Türkiye açısından ulusal kıta sahanlığı olarak kabul edilen bölgeler Yunan karasuları içerisinde kalacak ve Türkiye bu bölgelerde hak iddia edemeyecektir;

Ege Denizi’nin büyük bir bölümünün Yunan ulusal karasularını oluşturmakta oluşu ve uluslararası sular sayılabilecek bölgelerin Yunan karasuları ile çevrili olması, Türkiye’nin olduğu kadar bu sulardan yararlanan diğer devletlerin de uluslararası sulardan yararlanma haklarını “zararsız geçiş” hakkına dönüştürecektir,

Karasularının 12 mil olarak belirlenmesi durumunda Ege Denizi’nin ulusal hava sahası da buna bağlı olarak genişleyeceğinden Türkiye’nin Ege üzerindeki askeri uçuşları ve tatbikatları (hava-deniz) gerçekleşemeyecektir,

Ulusal karasularının 12 mil olarak saptanmasıyla Türkiye, Ege Denizi balıkçılığında ekonomik, ticari kayıplara uğrayacaktır.

Türkiye ve Yunanistan arasında Ege Denizi karasuları sınırını 6 milden 12 mile genişletme uyuşmazlığı, tarafların ileri sürmüş olduğu bir dizi hukuki ve siyasi gerekçe çerçevesinde değerlendirilebilir.

Kıyıdar bir devletin ulusal karasuları sınırını saptama hakkı; BM III. Deniz Hukuku Sözleşmesi’nin 3. maddesine göre, “Her devlet karasularının genişliğini tespit etme hakkına sahiptir; bu genişlik işbu Sözleşmeye göre tespit edilen esas hatlardan itibaren 12 deniz milini geçemez.”[6]

Yunanistan, Sözleşmenin bu maddesine dayanarak Ege Denizi’nde ulusal karasuları sınırını kendi iç hukuk yollarını, bağımsız iradesini kullanarak 6 milden 12 mile çıkarabileceğini ileri sürmektedir.

Türkiye’nin bu konudaki görüşüne göre ise, Sözleşmenin ilgili hükmü, 12 mil genişliği bir üst sınır olarak kabul etmiştir. Bu bağlamda, ilgili hükme dayanarak karasuları genişliğini belirleme hakkını kullanan bir devletin bu uygulaması, aynı zamanda, uluslararası bir nitelik taşımaktadır.

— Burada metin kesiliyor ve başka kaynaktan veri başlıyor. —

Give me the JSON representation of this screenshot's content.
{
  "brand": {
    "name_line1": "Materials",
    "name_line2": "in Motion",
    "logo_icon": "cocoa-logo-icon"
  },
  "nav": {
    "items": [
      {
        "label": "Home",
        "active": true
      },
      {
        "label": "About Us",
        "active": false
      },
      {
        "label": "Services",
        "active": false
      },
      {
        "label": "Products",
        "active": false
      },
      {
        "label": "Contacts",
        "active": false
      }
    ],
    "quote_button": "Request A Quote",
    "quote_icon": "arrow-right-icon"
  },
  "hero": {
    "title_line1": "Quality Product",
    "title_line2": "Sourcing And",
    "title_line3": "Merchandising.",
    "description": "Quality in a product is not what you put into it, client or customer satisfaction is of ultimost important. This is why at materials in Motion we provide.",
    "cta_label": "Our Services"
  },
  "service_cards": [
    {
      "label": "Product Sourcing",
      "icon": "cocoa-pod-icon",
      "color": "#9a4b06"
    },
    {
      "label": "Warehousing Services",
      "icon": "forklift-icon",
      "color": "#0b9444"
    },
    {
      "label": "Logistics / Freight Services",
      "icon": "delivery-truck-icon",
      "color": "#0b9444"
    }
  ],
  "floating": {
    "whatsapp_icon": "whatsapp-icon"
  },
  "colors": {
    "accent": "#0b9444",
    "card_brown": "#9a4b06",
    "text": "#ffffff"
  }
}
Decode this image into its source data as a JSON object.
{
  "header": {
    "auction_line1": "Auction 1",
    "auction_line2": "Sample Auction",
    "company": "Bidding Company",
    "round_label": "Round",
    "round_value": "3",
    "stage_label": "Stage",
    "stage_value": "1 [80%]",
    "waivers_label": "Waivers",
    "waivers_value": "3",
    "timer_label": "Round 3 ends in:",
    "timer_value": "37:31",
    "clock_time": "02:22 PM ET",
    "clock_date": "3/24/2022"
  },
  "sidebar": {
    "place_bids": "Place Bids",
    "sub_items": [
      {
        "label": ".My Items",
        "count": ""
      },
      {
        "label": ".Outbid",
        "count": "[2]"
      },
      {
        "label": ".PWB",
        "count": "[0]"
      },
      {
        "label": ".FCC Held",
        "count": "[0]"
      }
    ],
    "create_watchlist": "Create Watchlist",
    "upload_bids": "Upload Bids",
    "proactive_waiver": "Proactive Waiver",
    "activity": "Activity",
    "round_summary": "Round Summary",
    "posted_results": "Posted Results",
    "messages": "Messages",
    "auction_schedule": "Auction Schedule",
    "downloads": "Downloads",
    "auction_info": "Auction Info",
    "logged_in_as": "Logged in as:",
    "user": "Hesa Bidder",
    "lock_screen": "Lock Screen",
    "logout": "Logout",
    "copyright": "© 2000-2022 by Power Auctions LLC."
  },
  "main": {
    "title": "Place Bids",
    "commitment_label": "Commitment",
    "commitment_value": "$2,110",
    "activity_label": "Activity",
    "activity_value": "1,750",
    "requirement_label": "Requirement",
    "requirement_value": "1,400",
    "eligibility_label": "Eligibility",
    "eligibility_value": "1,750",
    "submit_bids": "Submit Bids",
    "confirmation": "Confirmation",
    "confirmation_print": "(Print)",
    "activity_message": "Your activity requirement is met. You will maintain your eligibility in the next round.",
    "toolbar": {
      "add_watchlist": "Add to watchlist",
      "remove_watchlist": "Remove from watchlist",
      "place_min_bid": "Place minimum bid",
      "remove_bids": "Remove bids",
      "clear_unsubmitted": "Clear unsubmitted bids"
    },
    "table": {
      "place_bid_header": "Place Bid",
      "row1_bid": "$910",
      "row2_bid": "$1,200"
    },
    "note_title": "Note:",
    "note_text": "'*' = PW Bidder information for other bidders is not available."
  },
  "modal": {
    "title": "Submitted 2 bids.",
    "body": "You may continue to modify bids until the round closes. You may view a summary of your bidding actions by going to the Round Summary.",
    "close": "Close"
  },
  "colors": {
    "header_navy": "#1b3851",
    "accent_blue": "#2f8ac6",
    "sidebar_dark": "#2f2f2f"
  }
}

Nitekim, Uluslararası Adalet Divanı’nın almış olduğu bir karara göre; “deniz alanlarının sınırlandırılmasının her zaman uluslararası yönü vardır; bu yalnızca sahildar devletin iç hukukunda açıklandığı biçimiyle onun iradesine bağlı olamaz. Her ne kadar tek sahildar devletin bunu gerçekleştirme yetkisine sahip olması nedeniyle sınırlandırma işlemi zorunlu olarak tek taraflı bir işlem ise de, buna karşılık, bu sınırlandırmanın, üçüncü devletler bakımından geçerliliği uluslararası hukuku ilgilendirmektedir.” [7]

Yunanistan’ın Ege Denizi’nde ulusal karasuları sınırını 12 mile çıkarması durumunda Türkiye, uluslararası hukuka dayanarak bu uygulamayı tanımama hakkına sahiptir. Türkiye’nin 12 mil iddialarına karşı izlemiş olduğu yaklaşım bu konuda teamül oluşturmaktadır, dolayısıyla, Yunanistan’ın bu yönde alacağı bir kararı Türkiye’nin kabullenmesi beklenemez.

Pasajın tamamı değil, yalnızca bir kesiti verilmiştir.